An amendment to the Constitution that allows citizens' initiatives to be submitted to Parliament entered into force on 1 March 2012. At least 50,000 Finnish citizens who are eligible to vote can submit an initiative to Parliament for the enactment of legislation. Signatures must be collected within a period of six months.

The purpose of the new procedure is to promote and support free civic activity and thus strengthen civil society, in which different parts of the population participate and have a say in developing society.

Proposal to enact or draft legislation

A citizens' initiative can propose the enactment or drafting of new legislation. It can also concern the amendment or repeal of existing legislation. An initiative in the form of a bill must contain the proposed legal text. An initiative must confine itself to a particular matter and must present justifications.

Fixed period for gathering signatures

An initiative must be signed by the required number of people within a period of six months. Signatures can be collected on paper or online. When enough signatures have been collected, the initiative is sent to the Population Register Centre, which checks names and confirms the number of approved signatures.

Consideration in Parliament

After the Population Register Centre has checked names and confirmed that at least 50,000 approved signatures have been collected, a spokesperson for the initiative can submit it to Parliament for consideration. If an initiative is not submitted to Parliament within six months of the date on which the Population Register Centre has made its decision, it is allowed to lapse.

Parliament has an obligation to consider a citizens' initiative, but it is up to Parliament whether it wishes to approve an initiative, with or without changes. If an initiative is rejected by Parliament, a new initiative concerning the same matter can be set in motion.

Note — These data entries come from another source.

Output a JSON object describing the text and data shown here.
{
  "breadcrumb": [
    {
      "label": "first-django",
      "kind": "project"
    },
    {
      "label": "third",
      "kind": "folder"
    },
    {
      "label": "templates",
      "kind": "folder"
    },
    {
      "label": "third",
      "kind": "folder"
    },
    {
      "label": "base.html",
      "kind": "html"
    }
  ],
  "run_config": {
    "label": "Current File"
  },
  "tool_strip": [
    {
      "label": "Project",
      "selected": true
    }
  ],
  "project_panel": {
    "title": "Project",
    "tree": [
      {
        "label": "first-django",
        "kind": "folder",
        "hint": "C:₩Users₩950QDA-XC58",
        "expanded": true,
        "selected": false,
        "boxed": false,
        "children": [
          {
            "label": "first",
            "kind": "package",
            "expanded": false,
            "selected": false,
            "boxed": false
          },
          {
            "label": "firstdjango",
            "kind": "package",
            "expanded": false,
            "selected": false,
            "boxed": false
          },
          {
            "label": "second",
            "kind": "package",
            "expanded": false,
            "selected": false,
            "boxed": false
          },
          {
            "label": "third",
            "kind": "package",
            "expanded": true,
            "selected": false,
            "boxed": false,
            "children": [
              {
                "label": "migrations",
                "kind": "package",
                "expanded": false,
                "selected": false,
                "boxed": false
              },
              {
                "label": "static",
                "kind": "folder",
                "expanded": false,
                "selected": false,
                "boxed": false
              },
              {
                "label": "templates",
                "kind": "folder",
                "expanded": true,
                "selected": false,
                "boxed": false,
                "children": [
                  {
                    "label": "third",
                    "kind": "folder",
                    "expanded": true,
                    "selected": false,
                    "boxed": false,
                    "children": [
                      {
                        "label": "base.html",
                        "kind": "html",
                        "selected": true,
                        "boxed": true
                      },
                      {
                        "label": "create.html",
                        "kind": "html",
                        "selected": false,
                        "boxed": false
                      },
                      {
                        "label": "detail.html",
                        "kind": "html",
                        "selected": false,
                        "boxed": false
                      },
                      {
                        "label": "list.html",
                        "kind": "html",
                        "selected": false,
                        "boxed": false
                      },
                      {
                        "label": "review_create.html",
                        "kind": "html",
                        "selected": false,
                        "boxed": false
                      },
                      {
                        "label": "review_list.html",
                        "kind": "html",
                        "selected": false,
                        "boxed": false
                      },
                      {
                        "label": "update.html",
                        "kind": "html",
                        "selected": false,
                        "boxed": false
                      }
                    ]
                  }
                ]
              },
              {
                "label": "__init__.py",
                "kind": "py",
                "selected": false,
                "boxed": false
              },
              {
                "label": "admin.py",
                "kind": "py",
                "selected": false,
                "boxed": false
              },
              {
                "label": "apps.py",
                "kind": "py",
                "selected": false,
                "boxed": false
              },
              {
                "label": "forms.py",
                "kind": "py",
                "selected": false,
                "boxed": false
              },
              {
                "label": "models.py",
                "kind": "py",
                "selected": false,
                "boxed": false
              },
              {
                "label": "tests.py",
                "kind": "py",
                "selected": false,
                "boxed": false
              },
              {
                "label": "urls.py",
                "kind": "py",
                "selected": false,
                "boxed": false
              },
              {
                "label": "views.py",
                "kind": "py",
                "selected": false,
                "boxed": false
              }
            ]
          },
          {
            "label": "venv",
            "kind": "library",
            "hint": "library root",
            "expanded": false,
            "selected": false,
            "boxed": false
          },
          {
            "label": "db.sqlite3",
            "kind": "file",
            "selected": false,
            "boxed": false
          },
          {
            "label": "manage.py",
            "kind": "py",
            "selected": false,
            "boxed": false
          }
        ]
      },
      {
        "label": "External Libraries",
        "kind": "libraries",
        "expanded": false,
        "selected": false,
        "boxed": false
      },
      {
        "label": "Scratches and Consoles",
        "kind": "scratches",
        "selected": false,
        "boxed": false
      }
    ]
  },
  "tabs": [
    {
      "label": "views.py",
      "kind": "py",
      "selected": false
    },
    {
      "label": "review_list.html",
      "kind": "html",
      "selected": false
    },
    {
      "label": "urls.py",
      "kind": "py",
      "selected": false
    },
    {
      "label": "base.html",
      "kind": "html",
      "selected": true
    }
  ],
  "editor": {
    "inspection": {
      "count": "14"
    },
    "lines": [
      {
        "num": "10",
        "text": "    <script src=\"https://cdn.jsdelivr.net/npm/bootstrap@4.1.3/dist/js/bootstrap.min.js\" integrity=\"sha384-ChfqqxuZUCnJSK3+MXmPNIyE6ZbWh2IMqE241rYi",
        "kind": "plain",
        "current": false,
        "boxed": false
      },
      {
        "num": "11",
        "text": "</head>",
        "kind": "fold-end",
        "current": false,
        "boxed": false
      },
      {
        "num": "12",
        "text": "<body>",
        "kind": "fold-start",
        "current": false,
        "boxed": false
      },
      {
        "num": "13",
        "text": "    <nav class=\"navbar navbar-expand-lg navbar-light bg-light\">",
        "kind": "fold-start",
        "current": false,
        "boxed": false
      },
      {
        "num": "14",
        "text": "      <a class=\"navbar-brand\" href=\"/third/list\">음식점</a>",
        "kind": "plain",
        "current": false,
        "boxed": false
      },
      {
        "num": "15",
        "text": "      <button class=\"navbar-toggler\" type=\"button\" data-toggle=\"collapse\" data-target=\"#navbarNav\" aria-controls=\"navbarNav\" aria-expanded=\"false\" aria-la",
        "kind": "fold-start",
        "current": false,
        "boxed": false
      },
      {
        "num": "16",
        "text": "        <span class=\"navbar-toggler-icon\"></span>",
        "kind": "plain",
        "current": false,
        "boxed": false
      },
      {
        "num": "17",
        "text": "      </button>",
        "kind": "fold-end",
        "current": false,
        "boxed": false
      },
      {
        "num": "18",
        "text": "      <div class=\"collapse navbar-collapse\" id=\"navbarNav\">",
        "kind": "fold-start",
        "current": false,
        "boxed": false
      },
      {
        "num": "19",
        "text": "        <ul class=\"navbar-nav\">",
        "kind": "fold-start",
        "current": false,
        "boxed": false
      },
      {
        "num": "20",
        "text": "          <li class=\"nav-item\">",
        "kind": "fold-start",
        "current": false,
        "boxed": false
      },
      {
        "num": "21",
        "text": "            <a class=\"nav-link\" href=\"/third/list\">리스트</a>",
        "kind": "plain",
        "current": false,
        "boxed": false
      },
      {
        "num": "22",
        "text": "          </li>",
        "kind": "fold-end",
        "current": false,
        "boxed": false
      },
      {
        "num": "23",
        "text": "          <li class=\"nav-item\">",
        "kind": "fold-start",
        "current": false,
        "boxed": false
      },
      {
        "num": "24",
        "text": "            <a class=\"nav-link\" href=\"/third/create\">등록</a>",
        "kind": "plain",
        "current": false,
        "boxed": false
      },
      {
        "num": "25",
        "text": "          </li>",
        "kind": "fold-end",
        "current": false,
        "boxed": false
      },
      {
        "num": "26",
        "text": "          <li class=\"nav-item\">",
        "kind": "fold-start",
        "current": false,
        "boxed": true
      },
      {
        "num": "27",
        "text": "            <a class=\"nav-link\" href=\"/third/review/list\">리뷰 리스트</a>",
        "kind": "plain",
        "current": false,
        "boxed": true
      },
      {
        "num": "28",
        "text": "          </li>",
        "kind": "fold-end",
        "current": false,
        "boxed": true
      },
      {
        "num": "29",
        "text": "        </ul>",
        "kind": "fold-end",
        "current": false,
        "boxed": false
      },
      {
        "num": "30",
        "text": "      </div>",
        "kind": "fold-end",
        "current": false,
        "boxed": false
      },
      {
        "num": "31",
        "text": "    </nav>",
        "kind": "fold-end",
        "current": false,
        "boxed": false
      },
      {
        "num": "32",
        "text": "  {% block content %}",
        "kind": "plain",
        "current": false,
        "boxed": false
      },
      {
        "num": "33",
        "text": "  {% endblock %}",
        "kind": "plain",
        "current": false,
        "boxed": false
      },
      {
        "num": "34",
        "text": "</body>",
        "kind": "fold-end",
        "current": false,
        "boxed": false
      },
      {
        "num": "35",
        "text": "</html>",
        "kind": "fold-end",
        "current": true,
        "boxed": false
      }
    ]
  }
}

The consideration of a citizens' initiative in Parliament begins with a preliminary debate in plenary session. At the end of the debate Parliament refers the matter to a committee. During the committee stage spokespersons for the initiative must be given an opportunity to state their case. A committee may also hear a representative of the relevant ministry and other experts.

The committee may continue discussion of the matter and prepare its report for the plenary session. It can also decide not to support an initiative and to end discussion of the matter. This does not mean that the matter is dropped or that an initiative is rejected. It simply means that an initiative must wait for further measures such as a government proposal. The committee may return to the matter later on. A citizens' initiative that has not been considered by the end of the electoral term is allowed to lapse.